Economic and social impacts

  • High urban cleaning costs for municipalities (estimated in the hundreds of millions of euros a year across Spain).
  • Loss of value in natural and tourist areas.
  • Social friction caused by the perception of neglect and dirtiness.

Applicable rules

  • Law 7/2022 on waste and contaminated soil: applies Extended Producer Responsibility (EPR) so that producers help finance litter clean-up, and provides for penalties for abandoning waste.
  • Single-Use Plastics Directive (EU) 2019/904: requires producers of tobacco filters, packaging and plastic cups to cover the cost of cleaning up their products.
  • Regional and municipal rules: local ordinances that fine the dropping of waste (for example, cigarette butts on beaches).

Prevention and reduction strategies

  • Education and awareness: public campaigns and environmental education in schools.
  • Adequate infrastructure: more accessible bins and dedicated collection on beaches and in tourist areas.
  • Economic incentives: deposit-return schemes (DRS) and rewards for responsible behaviour.
  • Legal measures: fines for abandonment and producer responsibility for clean-up costs.
  • Technology: sensors in smart bins and citizen-reporting apps that geolocate litter hotspots.

Relationship with the circular economy

Littering is the antithesis of the circular economy, because abandoned waste never enters any recovery cycle. Tackling it means recovering materials, avoiding waste and reducing environmental impact, which is also the goal of waste prevention.

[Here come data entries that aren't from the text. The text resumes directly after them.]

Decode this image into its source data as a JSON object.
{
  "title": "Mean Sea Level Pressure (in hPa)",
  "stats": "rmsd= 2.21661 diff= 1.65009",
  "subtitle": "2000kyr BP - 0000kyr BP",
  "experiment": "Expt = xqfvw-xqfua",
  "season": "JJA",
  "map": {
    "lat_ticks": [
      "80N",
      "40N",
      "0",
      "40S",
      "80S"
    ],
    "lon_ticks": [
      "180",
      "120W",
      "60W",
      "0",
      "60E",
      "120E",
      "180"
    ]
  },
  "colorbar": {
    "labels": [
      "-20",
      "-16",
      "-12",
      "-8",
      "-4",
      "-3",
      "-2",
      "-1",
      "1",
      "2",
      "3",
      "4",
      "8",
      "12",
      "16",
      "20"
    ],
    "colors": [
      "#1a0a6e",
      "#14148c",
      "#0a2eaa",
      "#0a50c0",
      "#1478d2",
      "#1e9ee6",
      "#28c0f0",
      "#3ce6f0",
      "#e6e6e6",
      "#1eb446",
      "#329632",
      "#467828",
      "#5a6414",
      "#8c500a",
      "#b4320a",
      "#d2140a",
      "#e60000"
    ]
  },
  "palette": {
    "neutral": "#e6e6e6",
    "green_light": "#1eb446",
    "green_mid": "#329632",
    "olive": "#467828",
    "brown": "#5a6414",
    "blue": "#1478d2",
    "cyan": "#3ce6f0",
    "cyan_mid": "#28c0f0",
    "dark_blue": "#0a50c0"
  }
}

A key lever in Spain is the deposit-return scheme (DRS) for beverage containers. After Spain failed to meet the EU separate-collection target for single-use plastic bottles (it reached only about 41% in 2023, below the 77% target), Royal Decree 1055/2022 made a mandatory DRS necessary; its national rollout has since been postponed, with full implementation now expected by 2029. Measures like DRS, cigarette-butt recycling and packaging recovery, together with the Spanish Circular Economy Strategy 2030, can turn a problem of abandonment into an opportunity for circularity.